Single by Brad Paisley featuring Alabama

from the album This Is Country Music
- Released: March 14, 2011
- Recorded: 2010–2011
- Genre: Country, bluegrass
- Length: 5:02 (album version) 4:35 (without album outro); 4:12 (radio edit);
- Label: Arista Nashville
- Songwriters: Brad Paisley, Chris DuBois, Dave Turnbull, Randy Owen
- Producer: Frank Rogers

Brad Paisley singles chronology
| "This Is Country Music" (2010) | "Old Alabama" (2011) | "Remind Me" (2011) |

Alabama singles chronology
| "Are You Sure Hank Done It This Way" (2010) | "Old Alabama" (2011) | "Wasn't Through Lovin' You Yet" (2015) |

= Old Alabama =

"Old Alabama" is a song co-written and recorded by American country music singer Brad Paisley, featuring guest vocals from the band Alabama. It was released in March 2011 as second single from Paisley's 2011 album This Is Country Music.

==Content==
When writing the song, Paisley thought that the bridge to Alabama's 1982 single "Mountain Music" would fit well with the song. Instead of sampling that song, he asked band members Randy Owen, Jeff Cook and Teddy Gentry to join him in the studio and record a piece of it. Paisley wrote the song with Owen, Dave Turnbull and Chris DuBois.

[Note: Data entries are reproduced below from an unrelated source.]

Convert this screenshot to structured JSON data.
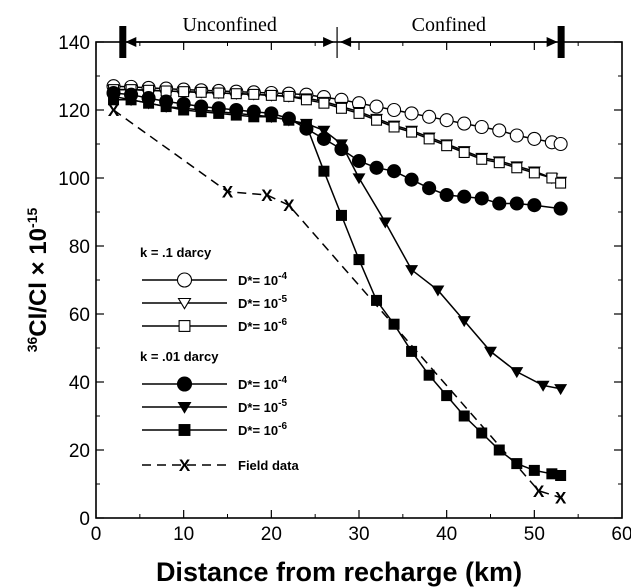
{
  "chart_data": {
    "type": "line",
    "xlabel": "Distance from recharge (km)",
    "ylabel_main": "Cl/Cl × 10",
    "ylabel_sup": "36",
    "ylabel_exp": "-15",
    "xlim": [
      0,
      60
    ],
    "ylim": [
      0,
      140
    ],
    "xticks": [
      0,
      10,
      20,
      30,
      40,
      50,
      60
    ],
    "yticks": [
      0,
      20,
      40,
      60,
      80,
      100,
      120,
      140
    ],
    "grid": false,
    "legend_position": "left-middle",
    "regions": [
      {
        "label": "Unconfined",
        "x_start": 3,
        "x_end": 27.5
      },
      {
        "label": "Confined",
        "x_start": 27.5,
        "x_end": 53
      }
    ],
    "legend_groups": [
      {
        "title": "k = .1 darcy",
        "series_indices": [
          0,
          1,
          2
        ]
      },
      {
        "title": "k = .01 darcy",
        "series_indices": [
          3,
          4,
          5
        ]
      },
      {
        "title": "",
        "series_indices": [
          6
        ]
      }
    ],
    "series": [
      {
        "name": "D*= 10",
        "exp": "-4",
        "marker": "circle-open",
        "dash": "solid",
        "x": [
          2,
          4,
          6,
          8,
          10,
          12,
          14,
          16,
          18,
          20,
          22,
          24,
          26,
          28,
          30,
          32,
          34,
          36,
          38,
          40,
          42,
          44,
          46,
          48,
          50,
          52,
          53
        ],
        "y": [
          127,
          126.8,
          126.5,
          126.3,
          126,
          125.8,
          125.6,
          125.4,
          125.2,
          125,
          124.8,
          124.5,
          123.8,
          123,
          122,
          121,
          120,
          119,
          118,
          117,
          116,
          115,
          114,
          112.5,
          111.5,
          110.5,
          110
        ]
      },
      {
        "name": "D*= 10",
        "exp": "-5",
        "marker": "triangle-down-open",
        "dash": "solid",
        "x": [
          2,
          4,
          6,
          8,
          10,
          12,
          14,
          16,
          18,
          20,
          22,
          24,
          26,
          28,
          30,
          32,
          34,
          36,
          38,
          40,
          42,
          44,
          46,
          48,
          50,
          52,
          53
        ],
        "y": [
          126,
          126,
          125.8,
          125.6,
          125.4,
          125.2,
          125,
          124.8,
          124.6,
          124.3,
          124,
          123.5,
          122.5,
          121,
          119.5,
          117.5,
          115.5,
          114,
          112,
          110,
          108,
          106,
          105,
          103.5,
          102,
          100,
          99
        ]
      },
      {
        "name": "D*= 10",
        "exp": "-6",
        "marker": "square-open",
        "dash": "solid",
        "x": [
          2,
          4,
          6,
          8,
          10,
          12,
          14,
          16,
          18,
          20,
          22,
          24,
          26,
          28,
          30,
          32,
          34,
          36,
          38,
          40,
          42,
          44,
          46,
          48,
          50,
          52,
          53
        ],
        "y": [
          126,
          126,
          125.8,
          125.6,
          125.4,
          125.2,
          125,
          124.8,
          124.6,
          124.3,
          124,
          123,
          122,
          120.5,
          119,
          117,
          115,
          113.5,
          111.5,
          109.5,
          107.5,
          105.5,
          104.5,
          103,
          101.5,
          100,
          98.5
        ]
      },
      {
        "name": "D*= 10",
        "exp": "-4",
        "marker": "circle-filled",
        "dash": "solid",
        "x": [
          2,
          4,
          6,
          8,
          10,
          12,
          14,
          16,
          18,
          20,
          22,
          24,
          26,
          28,
          30,
          32,
          34,
          36,
          38,
          40,
          42,
          44,
          46,
          48,
          50,
          53
        ],
        "y": [
          125,
          124.5,
          123.5,
          122.5,
          121.8,
          121,
          120.5,
          120,
          119.5,
          119,
          117.5,
          114.5,
          111.5,
          108.5,
          105,
          103,
          102,
          99.5,
          97,
          95,
          94.5,
          94,
          92.5,
          92.5,
          92,
          91
        ]
      },
      {
        "name": "D*= 10",
        "exp": "-5",
        "marker": "triangle-down-filled",
        "dash": "solid",
        "x": [
          2,
          4,
          6,
          8,
          10,
          12,
          14,
          16,
          18,
          20,
          22,
          24,
          26,
          28,
          30,
          33,
          36,
          39,
          42,
          45,
          48,
          51,
          53
        ],
        "y": [
          124,
          123,
          122,
          121,
          120.5,
          120,
          119.5,
          119,
          118.5,
          118,
          117,
          116,
          114,
          110,
          100,
          87,
          73,
          67,
          58,
          49,
          43,
          39,
          38
        ]
      },
      {
        "name": "D*= 10",
        "exp": "-6",
        "marker": "square-filled",
        "dash": "solid",
        "x": [
          2,
          4,
          6,
          8,
          10,
          12,
          14,
          16,
          18,
          20,
          22,
          24,
          26,
          28,
          30,
          32,
          34,
          36,
          38,
          40,
          42,
          44,
          46,
          48,
          50,
          52,
          53
        ],
        "y": [
          123,
          123,
          122,
          121,
          120,
          119.5,
          119,
          118.5,
          118,
          118,
          117,
          115.5,
          102,
          89,
          76,
          64,
          57,
          49,
          42,
          36,
          30,
          25,
          20,
          16,
          14,
          13,
          12.5
        ]
      },
      {
        "name": "Field data",
        "marker": "x",
        "dash": "dashed",
        "x": [
          2,
          15,
          19.5,
          22,
          50.5,
          53
        ],
        "y": [
          120,
          96,
          95,
          92,
          8,
          6
        ]
      }
    ]
  }
}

"Old Alabama" incorporates into its lyrics the titles of several of Alabama's classic songs, including "Why Lady Why," "Tennessee River," "Feels So Right," "Love in the First Degree" and "Dixieland Delight." A man's illustration of his idea of spending time with a desirable woman on a Saturday night, the song references the names of Alabama songs that the couple are listening to on their way to an unnamed rendezvous. In the song's bridge, Owen, Cook and Gentry sing the bridge of "Mountain Music," in fact the same parts they did on their original 1982 hit. The song ends with a fiddle-heavy reprisal of "Old Alabama"'s refrain, which is musically in the vein of "Mountain Music."

==Critical reception==
Matt Bjorke of Roughstock rated the single three-and-a-half stars out of five, saying that the references to Alabama songs were "cleverly intertwined" and that the appearance of Alabama gave the song a "nostalgia" factor. Blake Boldt of Engine 145 thought that the tributes to the band Alabama were "admirable", but criticized the melody for sounding similar to his 2007 single "Online" and thought that it "leans heavily […] on song mentions and recycled production."

==Music video==
The music video was directed by Jim Shea and premiered in May 2011. The video features the group Alabama, showing clips from their previous music videos as Paisley is superimposed, along with appearances from NASCAR drivers, Darrell Waltrip, Jeff Gordon, and team owners Rick Hendrick and Kelley Earnhardt Miller. The video was filmed in and around Charlotte, North Carolina.

==Chart performance==
"Old Alabama" entered the Hot Country Songs charts at number 44 on the chart dated for the week ending March 26, 2011. It has since become Alabama's first new number one hit since "Reckless" in 1993. It is also the seventeenth number one for Paisley.

| Chart (2011) | Peak position |
|---|---|
| Canada Country (Billboard) | 1 |
| Canada Hot 100 (Billboard) | 41 |
| US Billboard Hot 100 | 38 |
| US Hot Country Songs (Billboard) | 1 |

===Year-end charts===

| Chart (2011) | Position |
|---|---|
| US Country Songs (Billboard) | 41 |

==Certifications==

| Region | Certification | Certified units/sales |
| United States (RIAA) | Platinum | 1,000,000^{‡} |
^{‡} Sales+streaming figures based on certification alone.